Wishing you all the Very Best!

Happy shootings!!

Charl


----------



## pwp (Apr 29, 2013)

Why on earth would you want to replace the original foot? It's perfectly fine.
Is there something I'm missing here?

-PW


----------



## neuroanatomist (Apr 29, 2013)

pwp said:


> Why on earth would you want to replace the original foot? It's perfectly fine.
> Is there something I'm missing here?



To attach the lens to an Arca-Swiss type clamp on a tripod/monopod head. You can attach a lens plate to the bottom of the Canon foot, or just use a replacement foot with an integrated dovetail - the latter is lighter and less bulky.
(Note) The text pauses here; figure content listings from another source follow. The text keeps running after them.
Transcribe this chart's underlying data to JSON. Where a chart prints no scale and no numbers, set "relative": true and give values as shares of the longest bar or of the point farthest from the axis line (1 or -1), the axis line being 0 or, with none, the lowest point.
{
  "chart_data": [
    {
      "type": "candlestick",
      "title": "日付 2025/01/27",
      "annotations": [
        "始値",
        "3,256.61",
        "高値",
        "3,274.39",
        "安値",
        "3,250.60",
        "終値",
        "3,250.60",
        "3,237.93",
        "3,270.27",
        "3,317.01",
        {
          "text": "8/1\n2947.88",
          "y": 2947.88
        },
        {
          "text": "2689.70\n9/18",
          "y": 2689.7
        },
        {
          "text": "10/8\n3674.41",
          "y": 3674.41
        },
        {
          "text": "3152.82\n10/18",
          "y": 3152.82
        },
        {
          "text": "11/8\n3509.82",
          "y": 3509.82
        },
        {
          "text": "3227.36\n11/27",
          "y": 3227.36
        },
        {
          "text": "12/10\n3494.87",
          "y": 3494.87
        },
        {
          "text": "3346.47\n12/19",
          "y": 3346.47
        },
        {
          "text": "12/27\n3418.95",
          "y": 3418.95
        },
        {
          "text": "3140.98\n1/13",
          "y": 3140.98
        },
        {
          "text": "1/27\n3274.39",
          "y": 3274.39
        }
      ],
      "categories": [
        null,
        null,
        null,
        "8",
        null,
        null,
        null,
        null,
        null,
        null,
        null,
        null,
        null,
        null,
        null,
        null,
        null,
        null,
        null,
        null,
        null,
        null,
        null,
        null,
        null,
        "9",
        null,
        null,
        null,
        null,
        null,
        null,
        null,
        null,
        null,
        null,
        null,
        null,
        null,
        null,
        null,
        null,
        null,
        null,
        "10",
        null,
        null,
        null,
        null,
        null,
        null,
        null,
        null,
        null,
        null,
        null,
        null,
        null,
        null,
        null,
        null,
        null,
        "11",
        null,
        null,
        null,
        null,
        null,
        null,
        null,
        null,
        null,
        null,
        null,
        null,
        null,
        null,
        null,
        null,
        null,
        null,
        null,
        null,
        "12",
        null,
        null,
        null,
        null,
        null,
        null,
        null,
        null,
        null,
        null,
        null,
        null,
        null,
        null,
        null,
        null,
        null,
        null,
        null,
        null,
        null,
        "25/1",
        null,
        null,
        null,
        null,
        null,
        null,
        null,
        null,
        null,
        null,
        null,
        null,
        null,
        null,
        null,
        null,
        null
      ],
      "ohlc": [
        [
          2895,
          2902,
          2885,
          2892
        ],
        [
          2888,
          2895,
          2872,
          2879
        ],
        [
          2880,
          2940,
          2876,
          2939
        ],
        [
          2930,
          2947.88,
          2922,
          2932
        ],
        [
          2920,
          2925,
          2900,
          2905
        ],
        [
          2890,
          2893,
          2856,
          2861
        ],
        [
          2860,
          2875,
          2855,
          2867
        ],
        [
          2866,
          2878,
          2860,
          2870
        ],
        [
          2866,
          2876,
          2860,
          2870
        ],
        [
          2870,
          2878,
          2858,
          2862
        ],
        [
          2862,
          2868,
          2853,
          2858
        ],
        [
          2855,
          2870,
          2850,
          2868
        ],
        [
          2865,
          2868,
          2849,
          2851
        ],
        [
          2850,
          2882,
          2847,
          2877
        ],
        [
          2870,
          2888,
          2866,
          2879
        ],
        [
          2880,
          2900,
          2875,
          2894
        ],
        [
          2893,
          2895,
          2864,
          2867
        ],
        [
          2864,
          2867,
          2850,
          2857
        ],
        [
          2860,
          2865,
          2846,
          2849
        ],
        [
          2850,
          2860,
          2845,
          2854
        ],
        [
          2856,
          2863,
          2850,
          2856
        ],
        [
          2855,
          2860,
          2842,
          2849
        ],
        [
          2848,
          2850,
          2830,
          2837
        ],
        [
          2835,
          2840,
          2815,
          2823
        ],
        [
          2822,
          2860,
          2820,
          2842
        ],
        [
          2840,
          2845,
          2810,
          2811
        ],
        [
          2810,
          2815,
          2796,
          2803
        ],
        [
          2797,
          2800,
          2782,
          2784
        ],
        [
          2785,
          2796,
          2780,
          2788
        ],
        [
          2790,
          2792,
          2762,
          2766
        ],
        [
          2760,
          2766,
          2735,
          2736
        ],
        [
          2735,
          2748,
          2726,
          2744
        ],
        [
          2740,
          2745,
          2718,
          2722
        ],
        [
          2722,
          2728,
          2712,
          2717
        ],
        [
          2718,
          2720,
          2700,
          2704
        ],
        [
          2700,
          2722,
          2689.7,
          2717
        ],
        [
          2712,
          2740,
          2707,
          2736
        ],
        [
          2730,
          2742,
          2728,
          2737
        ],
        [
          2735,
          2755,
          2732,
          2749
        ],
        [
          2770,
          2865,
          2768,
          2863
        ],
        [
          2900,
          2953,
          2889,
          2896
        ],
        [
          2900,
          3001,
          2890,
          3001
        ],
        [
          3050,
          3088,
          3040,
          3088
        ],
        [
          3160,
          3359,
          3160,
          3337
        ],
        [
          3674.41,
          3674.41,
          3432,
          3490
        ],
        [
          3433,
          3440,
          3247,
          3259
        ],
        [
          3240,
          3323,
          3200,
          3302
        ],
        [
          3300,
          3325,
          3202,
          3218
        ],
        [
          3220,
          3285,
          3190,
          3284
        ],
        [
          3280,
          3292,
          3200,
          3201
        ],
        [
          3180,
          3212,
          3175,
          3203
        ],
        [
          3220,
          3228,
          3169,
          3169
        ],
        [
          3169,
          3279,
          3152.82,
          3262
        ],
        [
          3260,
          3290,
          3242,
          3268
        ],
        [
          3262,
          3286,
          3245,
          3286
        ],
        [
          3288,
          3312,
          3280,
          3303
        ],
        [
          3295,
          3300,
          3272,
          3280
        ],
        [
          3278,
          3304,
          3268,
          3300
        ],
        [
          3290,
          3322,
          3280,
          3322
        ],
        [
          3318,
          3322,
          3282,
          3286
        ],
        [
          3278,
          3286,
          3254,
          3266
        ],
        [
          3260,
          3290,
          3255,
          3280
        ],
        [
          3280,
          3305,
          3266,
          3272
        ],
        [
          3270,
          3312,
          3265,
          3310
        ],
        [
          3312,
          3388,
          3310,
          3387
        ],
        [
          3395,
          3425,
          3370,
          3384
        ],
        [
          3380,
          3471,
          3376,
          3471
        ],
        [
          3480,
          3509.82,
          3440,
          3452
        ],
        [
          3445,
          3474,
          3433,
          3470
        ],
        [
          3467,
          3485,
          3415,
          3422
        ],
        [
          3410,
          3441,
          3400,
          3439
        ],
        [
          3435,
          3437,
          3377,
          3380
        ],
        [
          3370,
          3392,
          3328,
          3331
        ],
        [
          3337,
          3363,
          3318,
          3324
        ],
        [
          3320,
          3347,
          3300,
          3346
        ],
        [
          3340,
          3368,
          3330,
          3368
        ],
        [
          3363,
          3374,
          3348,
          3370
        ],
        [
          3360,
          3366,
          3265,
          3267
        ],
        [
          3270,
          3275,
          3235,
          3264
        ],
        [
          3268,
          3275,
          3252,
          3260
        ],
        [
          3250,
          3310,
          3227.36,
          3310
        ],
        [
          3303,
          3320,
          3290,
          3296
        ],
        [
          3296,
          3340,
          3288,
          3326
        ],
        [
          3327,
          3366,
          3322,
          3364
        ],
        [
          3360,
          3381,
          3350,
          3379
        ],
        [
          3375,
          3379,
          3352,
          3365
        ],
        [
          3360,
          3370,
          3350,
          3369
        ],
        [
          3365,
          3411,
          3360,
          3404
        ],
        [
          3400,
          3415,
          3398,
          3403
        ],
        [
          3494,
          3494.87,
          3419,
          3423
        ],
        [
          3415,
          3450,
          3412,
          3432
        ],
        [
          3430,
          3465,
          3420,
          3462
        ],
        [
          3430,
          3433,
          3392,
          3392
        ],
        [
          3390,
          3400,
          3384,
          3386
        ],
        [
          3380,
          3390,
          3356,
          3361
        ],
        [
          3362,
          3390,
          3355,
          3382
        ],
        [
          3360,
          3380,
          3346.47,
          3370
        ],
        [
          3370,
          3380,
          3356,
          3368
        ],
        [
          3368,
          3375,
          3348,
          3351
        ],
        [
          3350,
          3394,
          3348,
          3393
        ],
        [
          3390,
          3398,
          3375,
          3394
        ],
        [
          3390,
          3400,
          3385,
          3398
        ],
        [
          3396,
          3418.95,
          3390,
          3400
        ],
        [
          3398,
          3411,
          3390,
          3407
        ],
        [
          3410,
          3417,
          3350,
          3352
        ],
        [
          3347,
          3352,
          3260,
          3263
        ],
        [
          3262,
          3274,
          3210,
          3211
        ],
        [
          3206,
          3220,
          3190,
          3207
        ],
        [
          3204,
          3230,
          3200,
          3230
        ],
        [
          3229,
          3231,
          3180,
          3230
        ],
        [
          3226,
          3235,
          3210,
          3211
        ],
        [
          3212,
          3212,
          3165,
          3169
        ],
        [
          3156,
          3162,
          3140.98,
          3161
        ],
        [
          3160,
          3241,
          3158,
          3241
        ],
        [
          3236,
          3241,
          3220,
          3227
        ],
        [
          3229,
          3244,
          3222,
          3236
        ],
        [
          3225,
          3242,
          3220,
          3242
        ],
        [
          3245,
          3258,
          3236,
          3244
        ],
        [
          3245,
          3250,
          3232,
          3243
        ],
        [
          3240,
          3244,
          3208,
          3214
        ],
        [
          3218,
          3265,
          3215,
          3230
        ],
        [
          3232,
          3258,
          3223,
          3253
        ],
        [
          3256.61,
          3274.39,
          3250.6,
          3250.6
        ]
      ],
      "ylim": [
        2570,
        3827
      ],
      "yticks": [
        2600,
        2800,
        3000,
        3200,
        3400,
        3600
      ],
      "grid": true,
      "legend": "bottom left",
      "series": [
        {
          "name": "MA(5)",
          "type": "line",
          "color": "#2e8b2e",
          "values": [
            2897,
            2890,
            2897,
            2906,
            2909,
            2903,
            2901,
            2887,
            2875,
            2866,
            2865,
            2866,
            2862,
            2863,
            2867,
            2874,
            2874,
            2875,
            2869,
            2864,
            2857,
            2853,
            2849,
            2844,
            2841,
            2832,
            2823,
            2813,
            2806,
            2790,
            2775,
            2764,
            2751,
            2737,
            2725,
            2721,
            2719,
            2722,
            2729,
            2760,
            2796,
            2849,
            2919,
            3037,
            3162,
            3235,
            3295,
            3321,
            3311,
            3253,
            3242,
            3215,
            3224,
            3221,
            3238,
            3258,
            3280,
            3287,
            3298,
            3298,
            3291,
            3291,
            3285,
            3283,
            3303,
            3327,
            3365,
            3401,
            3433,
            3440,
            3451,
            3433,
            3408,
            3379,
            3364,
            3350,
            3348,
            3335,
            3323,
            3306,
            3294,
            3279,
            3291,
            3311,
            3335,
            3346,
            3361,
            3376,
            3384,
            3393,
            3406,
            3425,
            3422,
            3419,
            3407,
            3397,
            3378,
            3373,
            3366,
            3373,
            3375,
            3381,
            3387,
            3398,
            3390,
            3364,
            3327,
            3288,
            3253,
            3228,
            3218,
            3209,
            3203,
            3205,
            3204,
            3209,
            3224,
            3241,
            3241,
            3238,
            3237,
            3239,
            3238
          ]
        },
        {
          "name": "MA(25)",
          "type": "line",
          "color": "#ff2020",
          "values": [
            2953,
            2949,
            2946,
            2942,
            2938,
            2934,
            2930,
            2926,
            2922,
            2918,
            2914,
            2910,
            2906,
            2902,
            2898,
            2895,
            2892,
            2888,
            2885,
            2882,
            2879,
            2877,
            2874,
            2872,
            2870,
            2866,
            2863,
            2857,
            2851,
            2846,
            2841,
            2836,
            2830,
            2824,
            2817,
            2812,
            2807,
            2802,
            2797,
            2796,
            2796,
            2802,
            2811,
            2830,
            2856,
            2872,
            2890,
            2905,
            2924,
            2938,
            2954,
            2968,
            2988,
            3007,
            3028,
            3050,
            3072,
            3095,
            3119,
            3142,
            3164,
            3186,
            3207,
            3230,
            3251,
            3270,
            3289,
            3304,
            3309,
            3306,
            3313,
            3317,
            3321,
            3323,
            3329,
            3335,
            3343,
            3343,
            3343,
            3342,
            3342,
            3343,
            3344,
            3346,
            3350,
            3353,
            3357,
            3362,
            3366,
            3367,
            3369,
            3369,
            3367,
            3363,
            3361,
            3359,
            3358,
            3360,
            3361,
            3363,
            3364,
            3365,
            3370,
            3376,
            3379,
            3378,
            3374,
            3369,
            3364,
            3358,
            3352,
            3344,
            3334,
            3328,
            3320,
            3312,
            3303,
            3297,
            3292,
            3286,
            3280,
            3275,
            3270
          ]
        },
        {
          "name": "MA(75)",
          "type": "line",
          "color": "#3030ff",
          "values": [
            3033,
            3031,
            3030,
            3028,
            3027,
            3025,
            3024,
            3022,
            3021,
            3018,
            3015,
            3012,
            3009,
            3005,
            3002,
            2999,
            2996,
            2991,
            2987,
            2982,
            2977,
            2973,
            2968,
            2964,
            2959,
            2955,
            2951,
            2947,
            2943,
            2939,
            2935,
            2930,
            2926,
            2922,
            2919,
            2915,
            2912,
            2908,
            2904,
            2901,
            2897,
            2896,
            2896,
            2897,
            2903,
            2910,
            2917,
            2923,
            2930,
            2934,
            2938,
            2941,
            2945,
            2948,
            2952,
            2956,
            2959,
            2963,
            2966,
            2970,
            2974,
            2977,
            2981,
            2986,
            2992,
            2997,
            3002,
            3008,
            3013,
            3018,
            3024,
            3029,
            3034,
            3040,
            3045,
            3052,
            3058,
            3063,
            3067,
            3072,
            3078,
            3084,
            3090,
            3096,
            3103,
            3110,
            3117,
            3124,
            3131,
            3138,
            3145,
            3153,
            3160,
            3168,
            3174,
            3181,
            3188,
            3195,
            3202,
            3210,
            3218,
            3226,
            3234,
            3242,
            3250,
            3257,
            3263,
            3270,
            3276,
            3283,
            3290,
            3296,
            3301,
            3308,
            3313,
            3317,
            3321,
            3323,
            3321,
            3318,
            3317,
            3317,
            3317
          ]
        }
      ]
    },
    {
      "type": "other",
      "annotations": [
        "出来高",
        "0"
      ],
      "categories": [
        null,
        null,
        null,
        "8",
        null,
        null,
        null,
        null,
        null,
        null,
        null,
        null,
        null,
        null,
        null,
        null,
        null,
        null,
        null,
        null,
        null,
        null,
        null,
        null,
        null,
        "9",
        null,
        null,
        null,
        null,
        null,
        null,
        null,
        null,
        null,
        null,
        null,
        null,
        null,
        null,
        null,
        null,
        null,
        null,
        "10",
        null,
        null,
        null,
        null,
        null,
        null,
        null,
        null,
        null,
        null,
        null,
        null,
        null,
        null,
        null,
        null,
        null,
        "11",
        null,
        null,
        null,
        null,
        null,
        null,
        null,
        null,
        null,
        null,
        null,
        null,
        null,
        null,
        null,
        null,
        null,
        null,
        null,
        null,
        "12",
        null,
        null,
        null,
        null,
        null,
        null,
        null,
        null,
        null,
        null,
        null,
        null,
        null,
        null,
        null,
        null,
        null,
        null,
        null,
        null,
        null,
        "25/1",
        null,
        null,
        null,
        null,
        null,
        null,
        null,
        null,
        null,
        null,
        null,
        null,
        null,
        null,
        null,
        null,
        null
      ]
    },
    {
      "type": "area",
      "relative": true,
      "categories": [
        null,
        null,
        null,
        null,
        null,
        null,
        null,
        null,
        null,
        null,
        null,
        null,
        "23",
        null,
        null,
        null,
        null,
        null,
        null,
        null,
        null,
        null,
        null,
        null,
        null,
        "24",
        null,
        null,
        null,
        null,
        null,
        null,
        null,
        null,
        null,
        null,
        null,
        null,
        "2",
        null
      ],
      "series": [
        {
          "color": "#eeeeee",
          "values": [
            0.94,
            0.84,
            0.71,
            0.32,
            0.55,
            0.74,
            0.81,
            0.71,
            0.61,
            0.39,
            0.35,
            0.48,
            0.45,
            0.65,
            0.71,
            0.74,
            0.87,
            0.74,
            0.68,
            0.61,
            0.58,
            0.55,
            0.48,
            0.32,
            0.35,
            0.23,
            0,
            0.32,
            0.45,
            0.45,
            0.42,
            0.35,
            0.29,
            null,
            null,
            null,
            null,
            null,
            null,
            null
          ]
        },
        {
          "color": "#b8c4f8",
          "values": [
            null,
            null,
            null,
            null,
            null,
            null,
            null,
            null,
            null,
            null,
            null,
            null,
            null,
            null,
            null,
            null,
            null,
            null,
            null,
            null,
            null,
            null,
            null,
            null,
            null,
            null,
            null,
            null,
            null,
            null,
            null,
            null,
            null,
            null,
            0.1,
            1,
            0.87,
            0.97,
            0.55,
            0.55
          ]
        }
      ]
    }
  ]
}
Also, although not sure this is the case for the 300 II, IMO with the 600 II (and I suspect the 500 II), there *is* something wrong with the Canon foot. They used the same forward-sweeping design as on the MkI versions, but the MkII is lighter, and a fair bit of that weight loss comes from the elimination of the protective meniscus lens in front of the front optical element - that makes the MkII less front heavy. When mounted on a gimbal with a heavy (1-series or gripped) body and a 2x TC, the center of mass is actually slightly behind the foot mounting point - and the Canon foot is base is well forward of that point, so the combo cannot be properly balanced on a gimbal. I've read that some people 'solve' that problem by using Canon monopod foot (included with the 600 II), but mounting it backward from the normal direction. The RRS replacement foot extends behind the mounting screws, allowing the lens+TC to be properly balanced.


----------



## RMC33 (Apr 29, 2013)

neuroanatomist said:


> pwp said:
> 
> 
> > Why on earth would you want to replace the original foot? It's perfectly fine.
> ...




True on the 500 II as well with a 1.4/2x and stock foot.


----------